Lui qui se moquait de moi tous les jours avec mon blogue a décidé d’extérioriser ses trop-pleins du mépris de la société. Il le fait dans One Inglorious Bastard. J’aime déjà ça et il n’y a seulement que deux textes. Laissez-lui de bons commentaires. Il ne faut pas le dire mais il est un peu show-off. Alors il va aimer ça être populaire sur la toile. En plus, c’est le fun car j’aurai un ami pour aller dans un Blog-off… si jamais ça existe encore et que je décide de me pointer le bout du nez là! Sinon je pourrai toujours organiser des soirées Speed Dateur En Série. Copyright sur ça!

Y’a-t-il un crack informatique dans la salle?

Depuis quelques temps, mon blogue affiche par défaut le nombre 2 dans le post-it pour montrer le nombre de commentaires. Bien entendu, il y en a aucun. Lorsque vous en laissez, le nombre s’ajuste correctement. Mais pourquoi 2 pour commencer?

Vacances

Je suis en vacances à Go… 1-2-3 GO! Jusqu’au 17! Et oui La Criminologue… encore! C’est la vie!
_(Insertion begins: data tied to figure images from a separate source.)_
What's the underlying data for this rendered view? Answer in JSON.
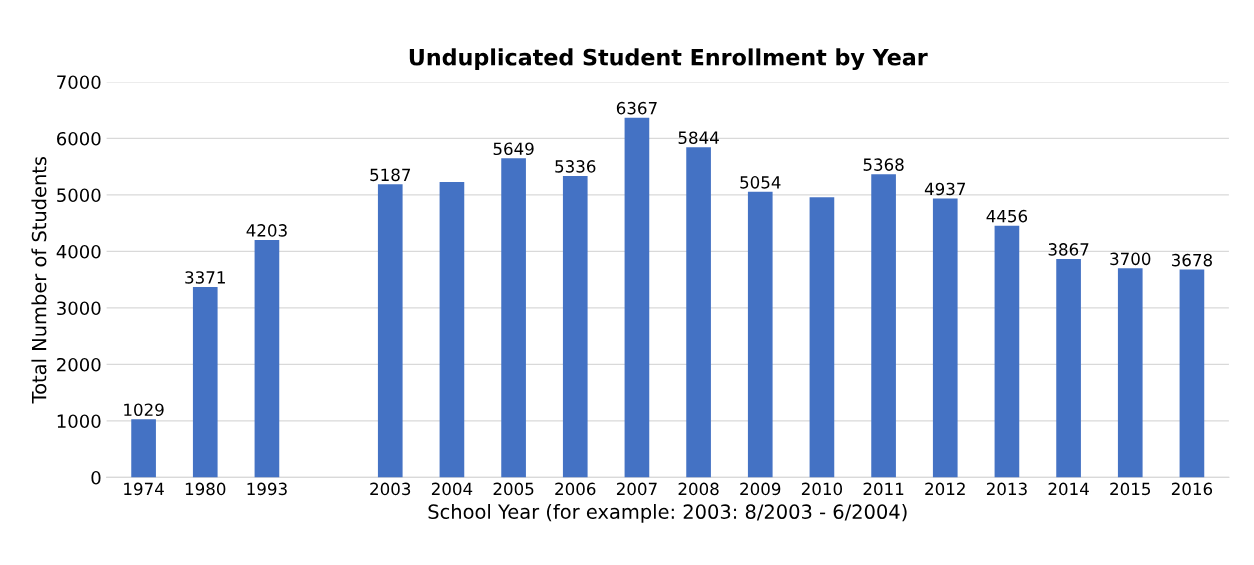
{
  "chart_data": {
    "type": "bar",
    "title": "Unduplicated Student Enrollment by Year",
    "xlabel": "School Year (for example: 2003: 8/2003 - 6/2004)",
    "ylabel": "Total Number of Students",
    "categories": [
      "1974",
      "1980",
      "1993",
      null,
      "2003",
      "2004",
      "2005",
      "2006",
      "2007",
      "2008",
      "2009",
      "2010",
      "2011",
      "2012",
      "2013",
      "2014",
      "2015",
      "2016"
    ],
    "values": [
      1029,
      3371,
      4203,
      null,
      5187,
      5230,
      5649,
      5336,
      6367,
      5844,
      5054,
      4960,
      5368,
      4937,
      4456,
      3867,
      3700,
      3678
    ],
    "value_labels": [
      "1029",
      "3371",
      "4203",
      null,
      "5187",
      null,
      "5649",
      "5336",
      "6367",
      "5844",
      "5054",
      null,
      "5368",
      "4937",
      "4456",
      "3867",
      "3700",
      "3678"
    ],
    "color": "#4472c4",
    "ylim": [
      0,
      7000
    ],
    "yticks": [
      0,
      1000,
      2000,
      3000,
      4000,
      5000,
      6000,
      7000
    ],
    "grid": "y",
    "legend": false
  }
}
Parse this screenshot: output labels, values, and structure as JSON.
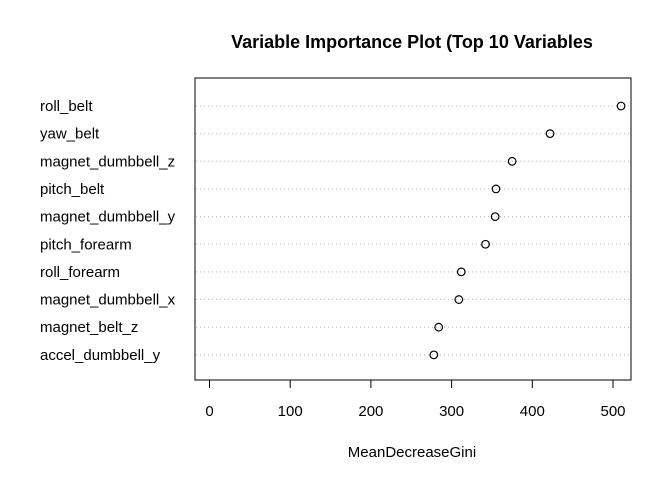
{
  "chart_data": {
    "type": "scatter",
    "title": "Variable Importance Plot (Top 10 Variables",
    "xlabel": "MeanDecreaseGini",
    "ylabel": "",
    "xlim": [
      -15,
      525
    ],
    "x_ticks": [
      0,
      100,
      200,
      300,
      400,
      500
    ],
    "x_tick_labels": [
      "0",
      "100",
      "200",
      "300",
      "400",
      "500"
    ],
    "grid": "dotted horizontal guide lines per variable",
    "categories": [
      "roll_belt",
      "yaw_belt",
      "magnet_dumbbell_z",
      "pitch_belt",
      "magnet_dumbbell_y",
      "pitch_forearm",
      "roll_forearm",
      "magnet_dumbbell_x",
      "magnet_belt_z",
      "accel_dumbbell_y"
    ],
    "values": [
      510,
      422,
      375,
      355,
      354,
      342,
      312,
      309,
      284,
      278
    ]
  }
}
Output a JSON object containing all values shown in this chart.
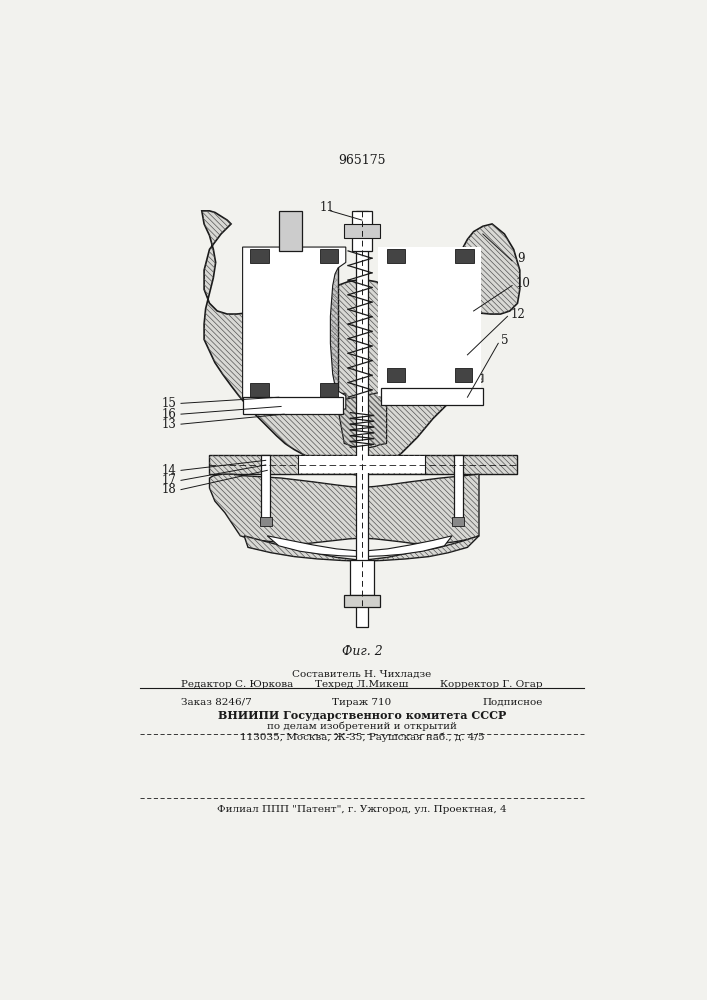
{
  "patent_number": "965175",
  "bg_color": "#f2f2ee",
  "line_color": "#1a1a1a",
  "fig_label": "Фиг. 2",
  "footer": {
    "line1_center": "Составитель Н. Чихладзе",
    "line2_left": "Редактор С. Юркова",
    "line2_center": "Техред Л.Микеш",
    "line2_right": "Корректор Г. Огар",
    "line3_left": "Заказ 8246/7",
    "line3_center": "Тираж 710",
    "line3_right": "Подписное",
    "line4": "ВНИИПИ Государственного комитета СССР",
    "line5": "по делам изобретений и открытий",
    "line6": "113035, Москва, Ж-35, Раушская наб., д. 4/5",
    "line7": "Филиал ППП \"Патент\", г. Ужгород, ул. Проектная, 4"
  }
}
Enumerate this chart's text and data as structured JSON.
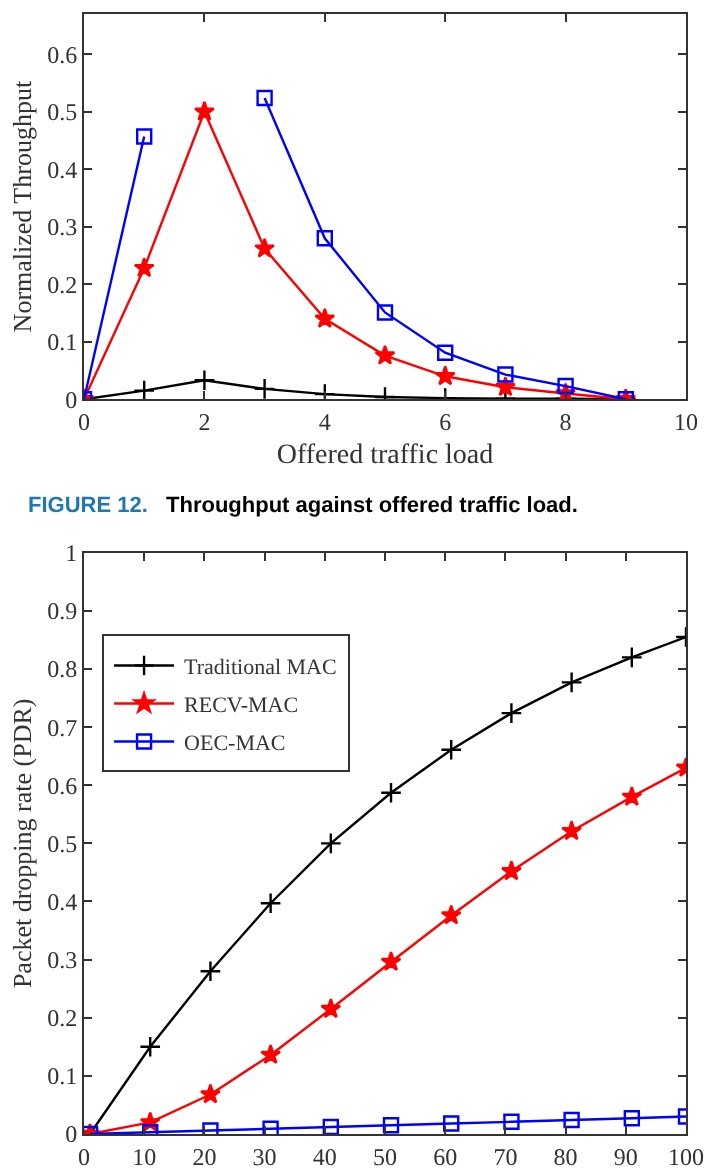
{
  "chart_data": [
    {
      "type": "line",
      "xlabel": "Offered traffic load",
      "ylabel": "Normalized Throughput",
      "x": [
        0,
        1,
        2,
        3,
        4,
        5,
        6,
        7,
        8,
        9
      ],
      "xlim": [
        0,
        10
      ],
      "xticks": [
        0,
        2,
        4,
        6,
        8,
        10
      ],
      "ylim": [
        0,
        0.67
      ],
      "yticks": [
        0,
        0.1,
        0.2,
        0.3,
        0.4,
        0.5,
        0.6
      ],
      "grid": false,
      "legend": false,
      "annotations": [
        "FIGURE 12.",
        "Throughput against offered traffic load."
      ],
      "series": [
        {
          "color": "#000000",
          "marker": "cross",
          "values": [
            0,
            0.015,
            0.033,
            0.018,
            0.009,
            0.004,
            0.002,
            0.001,
            0.001,
            0
          ]
        },
        {
          "color": "#ff0000",
          "marker": "star",
          "values": [
            0,
            0.228,
            0.5,
            0.262,
            0.14,
            0.076,
            0.04,
            0.021,
            0.01,
            0
          ]
        },
        {
          "color": "#0000ff",
          "marker": "square",
          "values": [
            0,
            0.457,
            null,
            0.524,
            0.28,
            0.151,
            0.081,
            0.043,
            0.023,
            0
          ]
        }
      ]
    },
    {
      "type": "line",
      "ylabel": "Packet dropping rate (PDR)",
      "x": [
        1,
        11,
        21,
        31,
        41,
        51,
        61,
        71,
        81,
        91,
        100
      ],
      "xlim": [
        0,
        100
      ],
      "xticks": [
        0,
        10,
        20,
        30,
        40,
        50,
        60,
        70,
        80,
        90,
        100
      ],
      "ylim": [
        0,
        1
      ],
      "yticks": [
        0,
        0.1,
        0.2,
        0.3,
        0.4,
        0.5,
        0.6,
        0.7,
        0.8,
        0.9,
        1
      ],
      "grid": false,
      "legend": "top left",
      "series": [
        {
          "name": "Traditional MAC",
          "color": "#000000",
          "marker": "cross",
          "values": [
            0,
            0.15,
            0.28,
            0.397,
            0.5,
            0.587,
            0.661,
            0.724,
            0.777,
            0.82,
            0.855
          ]
        },
        {
          "name": "RECV-MAC",
          "color": "#ff0000",
          "marker": "star",
          "values": [
            0,
            0.02,
            0.068,
            0.136,
            0.215,
            0.296,
            0.376,
            0.452,
            0.521,
            0.58,
            0.63
          ]
        },
        {
          "name": "OEC-MAC",
          "color": "#0000ff",
          "marker": "square",
          "values": [
            0,
            0.003,
            0.006,
            0.009,
            0.012,
            0.015,
            0.018,
            0.021,
            0.024,
            0.027,
            0.03
          ]
        }
      ]
    }
  ]
}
En passant, elle écrit un très bon blogue aussi, si vous aimez le milieu carcéral et les analyses des bas fonds humain.

Jon Lajoie

Je l’aime bien lui. Je vais le voir en show lundi justement avec Morsure et l’Obsédée au Metropolis. Si vous vous demandez de qui je parle, voici sa page!

Pis les dates D. dans tout ça?

Ouais ouais, j’y arrive. Ben il y E. qui m’intéresse pas mal. Mais elle m’a dit de ne pas me gêné de rencontrer d’autres filles car elle veut y aller tranquillement. Je sais que les filles disent souvent le contraire de leur pensée mais, pas elle. Bref, j’en ai peut-être une ce soir. Peut-être, j’ai dit, virez pas fou avec ça!

Tu n’as plus rien à dire?

Ben non! Bonne journée!

D.

Flash-back: Ma première blonde – Part III (2000)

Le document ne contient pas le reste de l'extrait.